Description du dispositif.
Les séances se déroulent
en classe avec de vingt à trente enfants. Le groupe est constitué
de la façon suivante : une quinzaine de discutants assis sur
des bancs en forme de U ; face à eux l'enseignant est assis avec
à ses côtés un président et un reformulateur.
Au centre du groupe un élève passe le micro et à
l'extérieur du groupe cinq à six élèves
vont faire un dessin qui se rapportera à la discussion.
En vivant des situations concrètes
de locuteur ou d'interlocuteur l'élève utilise différents
registres de la langue. Benveniste (1966, p. 130) définit trois
modalités syntaxiques pour rendre compte des aspects fonctionnels
et formels de la langue " trois comportements fondamentaux de l'homme
parlant et agissant par le discours sur l'interlocuteur : il veut lui
transmettre un élément de connaissance, ou obtenir de
lui une information, ou lui intimer un ordre. " Ainsi, l'élève
discutant se confronte au problème de la définition, il
tente de construire et de produire un énoncé fait de propositions
déclaratives. À l'issu de la séance, les élèves
discutants interrogent le dessin fabriqué par un autre élève,
ils s'exercent au genre des propositions interrogatives. Celui qui apprend
à questionner produit une injonction, une action sur l'énoncé
de son interlocuteur. Les propositions de l'élève sont
de nature pragmatique, ses énoncés s'inscrivent dans des
actes langagiers du type directif (proposition impérative) "Qui
veut parler ? Arrête de faire de bruit !
" La mise en
place des rôles dans le dispositif a donc pour but d'élargir
les compétences langagières de l'élève parce
que celles-ci sont nécessaires si l'on veut que le sujet puisse
apprendre à : conceptualiser, argumenter et problématiser.
DEfinitions deS rOles.
Le Président de
Séance donne la parole à trois ou quatre élèves
parmi ceux qui le demandent. Il est responsable du bon fonctionnement
de l'atelier, il doit rappeler à l'ordre ceux qui se dissipent.

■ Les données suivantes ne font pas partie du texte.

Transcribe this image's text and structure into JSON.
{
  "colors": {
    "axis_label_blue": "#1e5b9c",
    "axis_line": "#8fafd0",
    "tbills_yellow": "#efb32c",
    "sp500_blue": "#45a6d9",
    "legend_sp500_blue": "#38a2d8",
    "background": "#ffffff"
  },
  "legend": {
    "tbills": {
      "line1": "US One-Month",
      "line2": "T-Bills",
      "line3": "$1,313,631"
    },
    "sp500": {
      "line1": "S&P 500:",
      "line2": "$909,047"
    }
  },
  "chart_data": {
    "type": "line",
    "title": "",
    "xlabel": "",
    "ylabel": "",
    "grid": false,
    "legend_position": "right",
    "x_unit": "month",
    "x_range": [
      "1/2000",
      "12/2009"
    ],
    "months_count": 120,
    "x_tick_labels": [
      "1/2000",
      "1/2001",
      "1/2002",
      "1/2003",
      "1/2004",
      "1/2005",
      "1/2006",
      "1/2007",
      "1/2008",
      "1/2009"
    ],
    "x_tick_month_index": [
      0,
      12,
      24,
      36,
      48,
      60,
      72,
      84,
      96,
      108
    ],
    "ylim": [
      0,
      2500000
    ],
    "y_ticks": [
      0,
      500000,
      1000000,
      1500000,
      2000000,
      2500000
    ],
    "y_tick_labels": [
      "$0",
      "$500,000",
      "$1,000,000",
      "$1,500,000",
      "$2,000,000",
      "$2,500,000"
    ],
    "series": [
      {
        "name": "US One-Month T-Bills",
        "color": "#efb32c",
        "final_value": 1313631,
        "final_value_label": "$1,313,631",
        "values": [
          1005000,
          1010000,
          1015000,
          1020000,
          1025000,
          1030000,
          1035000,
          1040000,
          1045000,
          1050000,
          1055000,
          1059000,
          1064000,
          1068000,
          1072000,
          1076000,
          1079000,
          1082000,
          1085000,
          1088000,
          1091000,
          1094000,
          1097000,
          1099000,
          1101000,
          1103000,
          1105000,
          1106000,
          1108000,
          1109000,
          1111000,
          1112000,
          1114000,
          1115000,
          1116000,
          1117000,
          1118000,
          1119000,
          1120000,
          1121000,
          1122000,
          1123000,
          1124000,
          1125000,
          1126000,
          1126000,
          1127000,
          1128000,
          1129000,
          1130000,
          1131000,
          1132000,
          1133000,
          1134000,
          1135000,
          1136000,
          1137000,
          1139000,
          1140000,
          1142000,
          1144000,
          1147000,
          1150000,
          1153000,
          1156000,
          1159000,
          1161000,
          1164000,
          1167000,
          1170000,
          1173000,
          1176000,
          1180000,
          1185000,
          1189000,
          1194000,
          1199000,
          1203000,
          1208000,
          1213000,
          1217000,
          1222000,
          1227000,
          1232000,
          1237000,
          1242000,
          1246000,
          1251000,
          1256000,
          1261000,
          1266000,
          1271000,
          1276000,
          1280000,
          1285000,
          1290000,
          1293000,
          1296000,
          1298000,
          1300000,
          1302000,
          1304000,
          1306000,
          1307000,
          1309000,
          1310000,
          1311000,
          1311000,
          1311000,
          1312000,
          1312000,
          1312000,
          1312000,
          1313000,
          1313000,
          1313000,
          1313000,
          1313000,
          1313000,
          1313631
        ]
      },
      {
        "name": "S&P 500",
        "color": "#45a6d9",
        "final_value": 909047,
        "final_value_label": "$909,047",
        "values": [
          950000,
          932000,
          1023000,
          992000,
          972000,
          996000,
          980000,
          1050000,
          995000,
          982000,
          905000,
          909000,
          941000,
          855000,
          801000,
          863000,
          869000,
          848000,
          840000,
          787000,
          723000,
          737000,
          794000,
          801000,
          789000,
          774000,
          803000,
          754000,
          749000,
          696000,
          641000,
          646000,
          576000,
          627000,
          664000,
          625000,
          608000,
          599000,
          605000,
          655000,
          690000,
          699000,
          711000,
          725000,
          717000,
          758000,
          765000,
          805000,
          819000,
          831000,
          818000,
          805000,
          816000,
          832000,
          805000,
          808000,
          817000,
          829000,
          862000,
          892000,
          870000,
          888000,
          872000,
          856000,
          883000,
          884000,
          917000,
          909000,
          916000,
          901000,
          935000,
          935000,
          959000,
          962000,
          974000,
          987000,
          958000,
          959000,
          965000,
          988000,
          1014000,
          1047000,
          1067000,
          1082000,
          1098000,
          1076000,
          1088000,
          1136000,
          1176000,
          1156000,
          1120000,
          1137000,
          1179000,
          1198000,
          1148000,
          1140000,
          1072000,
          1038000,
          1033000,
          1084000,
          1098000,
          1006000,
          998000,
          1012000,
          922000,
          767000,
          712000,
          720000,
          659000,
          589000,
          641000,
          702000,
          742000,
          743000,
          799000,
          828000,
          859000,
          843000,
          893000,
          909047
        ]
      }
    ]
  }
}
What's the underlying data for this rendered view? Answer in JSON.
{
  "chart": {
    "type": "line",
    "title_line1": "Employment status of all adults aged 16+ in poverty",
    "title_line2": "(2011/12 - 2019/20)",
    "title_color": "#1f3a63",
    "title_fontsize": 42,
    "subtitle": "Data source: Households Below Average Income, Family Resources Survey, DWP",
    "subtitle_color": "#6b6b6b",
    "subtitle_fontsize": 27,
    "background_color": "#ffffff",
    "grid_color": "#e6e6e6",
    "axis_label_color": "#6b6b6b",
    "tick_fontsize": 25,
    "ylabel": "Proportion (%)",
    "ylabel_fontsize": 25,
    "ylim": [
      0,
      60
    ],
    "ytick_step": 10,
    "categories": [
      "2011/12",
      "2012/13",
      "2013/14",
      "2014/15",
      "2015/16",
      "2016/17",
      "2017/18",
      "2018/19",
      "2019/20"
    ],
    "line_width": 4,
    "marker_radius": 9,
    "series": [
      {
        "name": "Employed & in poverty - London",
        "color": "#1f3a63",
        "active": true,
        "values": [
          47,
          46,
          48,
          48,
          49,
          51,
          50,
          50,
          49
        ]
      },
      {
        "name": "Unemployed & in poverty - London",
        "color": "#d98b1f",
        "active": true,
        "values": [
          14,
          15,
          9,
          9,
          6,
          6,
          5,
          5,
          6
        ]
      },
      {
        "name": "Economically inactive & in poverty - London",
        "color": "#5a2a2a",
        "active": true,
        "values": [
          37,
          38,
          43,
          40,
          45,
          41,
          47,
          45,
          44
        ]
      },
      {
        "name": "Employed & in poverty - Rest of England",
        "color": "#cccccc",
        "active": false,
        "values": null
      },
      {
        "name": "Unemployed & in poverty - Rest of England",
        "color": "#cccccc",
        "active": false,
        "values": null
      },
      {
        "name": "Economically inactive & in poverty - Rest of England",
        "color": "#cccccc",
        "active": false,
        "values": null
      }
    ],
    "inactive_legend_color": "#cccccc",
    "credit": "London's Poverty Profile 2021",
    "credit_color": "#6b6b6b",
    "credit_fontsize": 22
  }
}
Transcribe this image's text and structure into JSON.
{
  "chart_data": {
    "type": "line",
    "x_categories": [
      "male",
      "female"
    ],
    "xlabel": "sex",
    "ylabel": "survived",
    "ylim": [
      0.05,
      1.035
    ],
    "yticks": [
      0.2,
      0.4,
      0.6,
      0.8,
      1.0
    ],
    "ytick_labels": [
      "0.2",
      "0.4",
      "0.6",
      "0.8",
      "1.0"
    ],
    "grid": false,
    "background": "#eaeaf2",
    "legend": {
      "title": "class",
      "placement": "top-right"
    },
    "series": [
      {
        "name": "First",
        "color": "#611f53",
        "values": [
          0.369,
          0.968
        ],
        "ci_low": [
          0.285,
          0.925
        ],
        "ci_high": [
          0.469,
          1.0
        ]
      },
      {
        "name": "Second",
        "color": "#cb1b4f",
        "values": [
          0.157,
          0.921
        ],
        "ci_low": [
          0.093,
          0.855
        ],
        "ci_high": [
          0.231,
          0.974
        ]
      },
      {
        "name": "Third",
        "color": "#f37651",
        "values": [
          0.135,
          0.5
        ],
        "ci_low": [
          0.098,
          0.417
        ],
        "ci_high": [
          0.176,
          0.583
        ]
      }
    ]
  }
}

Il doit connaître le nom des élèves, apprendre à
s'affirmer par la parole puisqu'il représente l'autorité.
Son pouvoir n'est pas seulement un droit, c'est aussi le devoir d'être
impartial.
Le Reformulateur intervient
après la prise de parole de trois ou quatre discutants. Il doit
écouter attentivement ce que les autres disent, essayer de les
comprendre et retenir une partie de leur discours. Il transforme leurs
énoncés : discours direct versus discours indirect, gère
des relations linguistiques (pronoms, adjectifs, articles
). Par
exemple, si un locuteur dit " Moi, quand j'ai des copains je lui
prête mes jouets. ", le reformulateur reprendra en disant
:" Il a dit que quand il
a des copains, il prête ses jouets.".
Ce travail linguistique nécessite une décentration de
son propre point de vue. C'est un effort cognitif très important
parce que pour reformuler il faut se débarrasser de ses opinions
pour ne pas ajouter ce qui n'a pas été dit. Il ne faut
retenir que ce qui est essentiel donc apprendre à abstraire.
L'activité de reformulateur est difficile et formatrice pour
l'écoute et la compréhension et pour mettre en place les
conditions d'une éthique communicationnelle.
L'élève micro
écoute l'élève Président qui lui
demande de donner le micro à tel puis tel et tel élève.
Il donne le micro et rappelle le prénom de l'élève.
Le micro amplifie des voix parfois inaudibles, c'est aussi un moyen
d'enregistrer la discussion. L'élève micro revient
toujours au centre de l'atelier et symbolise l'égalité.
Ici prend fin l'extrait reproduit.